2022 ESA Annual Meeting (August 14 - 19)

OOS 7-6 CANCELLED - Near-term agricultural forecasts of carbon dynamics to improve carbon sequestration and decision support at Field Observatory Network (FiON) sites

9:15 AM-9:30 AM
520C
Istem Fer, Finnish Meteorological Institute;Olli Nevalainen,Finnish Meteorological Institute;Henri Kajasilta,Finnish Meteorological Institute;Laura Heimsch,Finnish Meteorological Institute;Henriikka Vekuri,Finnish Meteorological Institute;Åsa Stam,Finnish Meteorological Institute;Stephanie Gerin,Finnish Meteorological Institute;Toni Viskari,Finnish Meteorological Institute;Julius Vira,Finnish Meteorological Institute;Juha-Pekka Tuovinen,Finnish Meteorological Institute;Tuomas Laurila,Finnish Meteorological Institute;Annalea Lohila,Finnish Meteorological Institute;Liisa Kulmala,Finnish Meteorological Institute;Jari Liski,Finnish Meteorological Institute;
Background/Question/Methods

Agricultural soils constitute a large carbon pool that has been depleted since the beginning of agricultural cultivation and proposed to have the potential to be (partially) refilled following carbon farming practices (Paustian et al., 2019). However, rates of change in agricultural soil carbon due to carbon farming are hard to detect and quantify with respect to the large background stock especially considering the large heterogeneity and variability in the soil ecosystems. Furthermore, implementing the right practices at the right situations in day-to-day operations proved to be challenging.Towards addressing these challenges, a network of benchmark fields is being monitored and modeled as part of the Field Observatory Network (FiON) (Nevalainen et al., 2022). Within FiON and its online web service Field Observatory (fieldobservatory.org), we operationalized a near-term iterative forecasting system based on the Predictive Ecosystem Analyzer (pecanproject.org) model-data integration cyberinfrastructure (Fer et al., 2020) where gap-filled fluxes are integrated to daily values and assimilated into agro-ecosystem models jointly with satellite derived observations.
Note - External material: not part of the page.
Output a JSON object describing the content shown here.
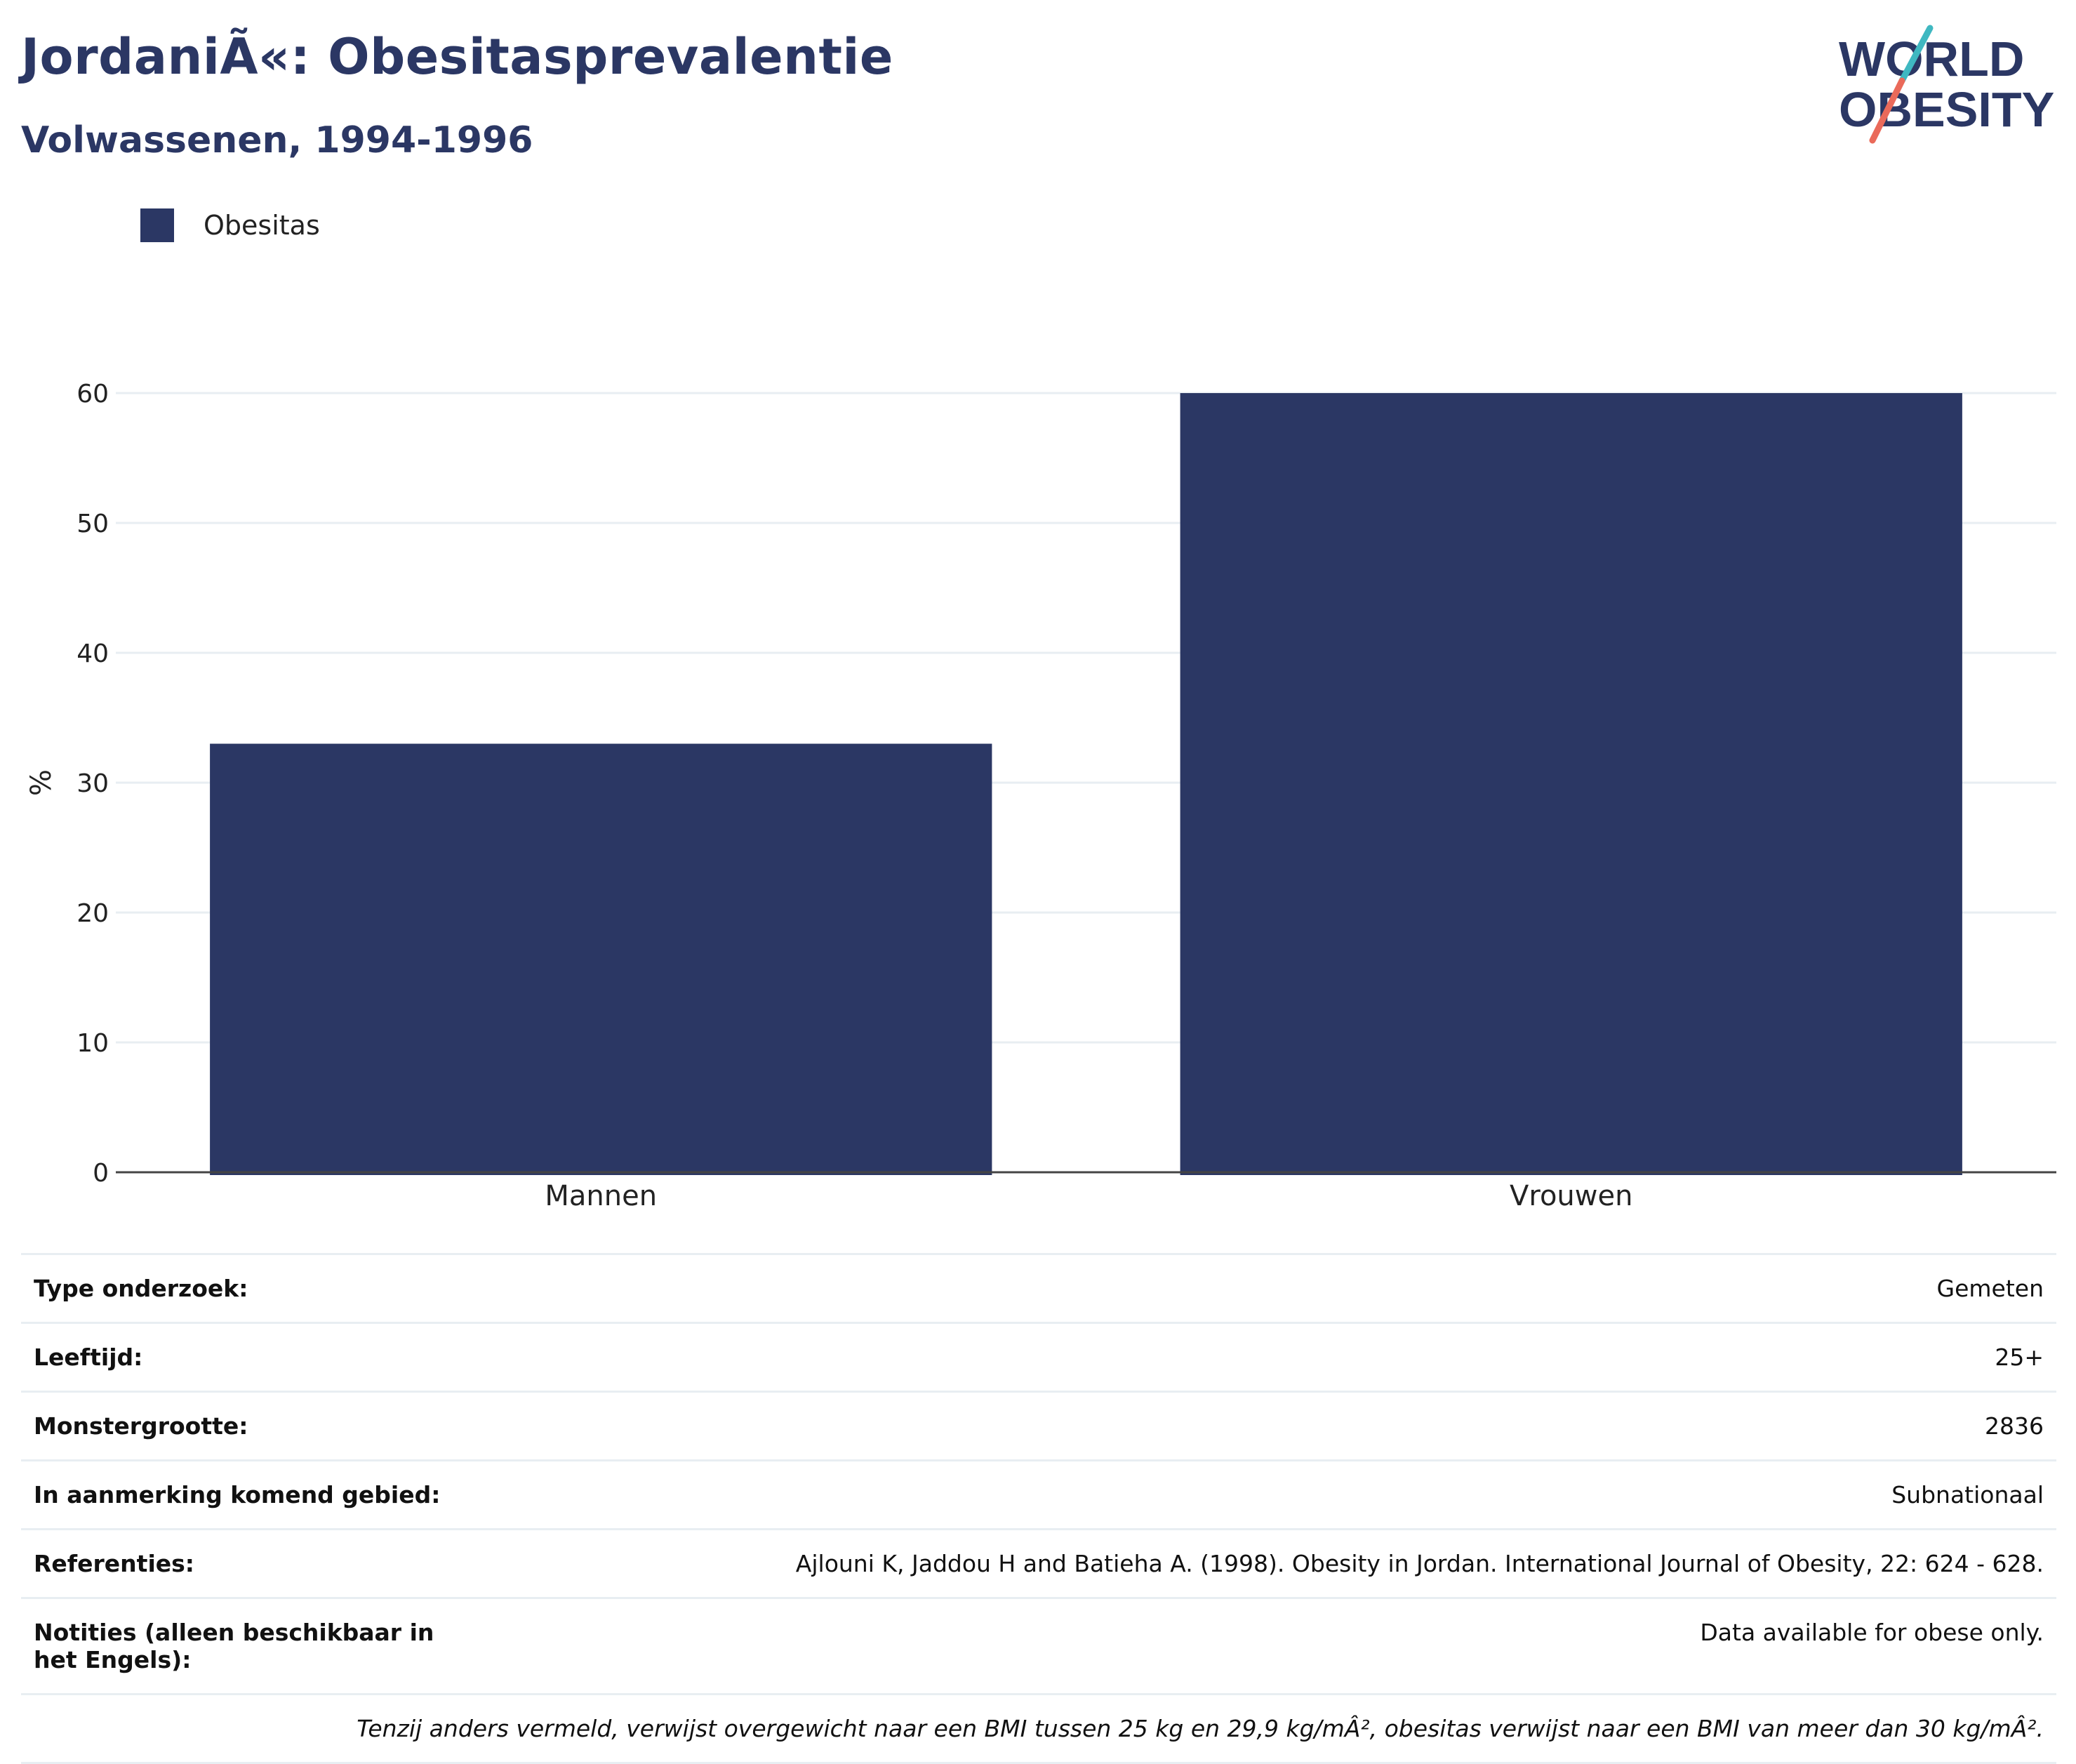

With this approach, we aim to improve i) predictive carbon science by studying variability patterns in space and time and ii) provide decision support on near term events that can potentially have long-term effects on carbon storage.

Results/Conclusions

Models that were initialized and calibrated with the pre-forecasting period site-level data had improved predictions in terms of both uncertainty reduction and accuracy. From Spring 2021 onwards, every day a 15-day 250 member ensemble forecast is made from the agro-ecosystem models, mainly assimilating the gap-filled daily CO2 fluxes and satellite derived LAI estimations. Related carbon states were also updated within the analysis step as relations among different ecosystem processes are encoded in the models. The weather forecasting data that were used to drive models at each time step, as well as the forecast and analysis states were archived. Post-hoc analyses of the results pointed out underlying sources driving variability. While 15-day forecasts provided limited decision support within a cropping cycle, post-hoc experiments concerning field activities that may have 1–2 weeks of flexibility such as harvest and fertilization were found informative and potentially impactful on carbon balance in the mid-term. Overall, our operative iterative near-term forecasting system presents a framework to explore the impacts of short-term interventions dynamically, systematically, and quantitatively and in return devise more reliable and comprehensive decision criteria with potential to include seasonal, annual, and longer-term forecasts in the future.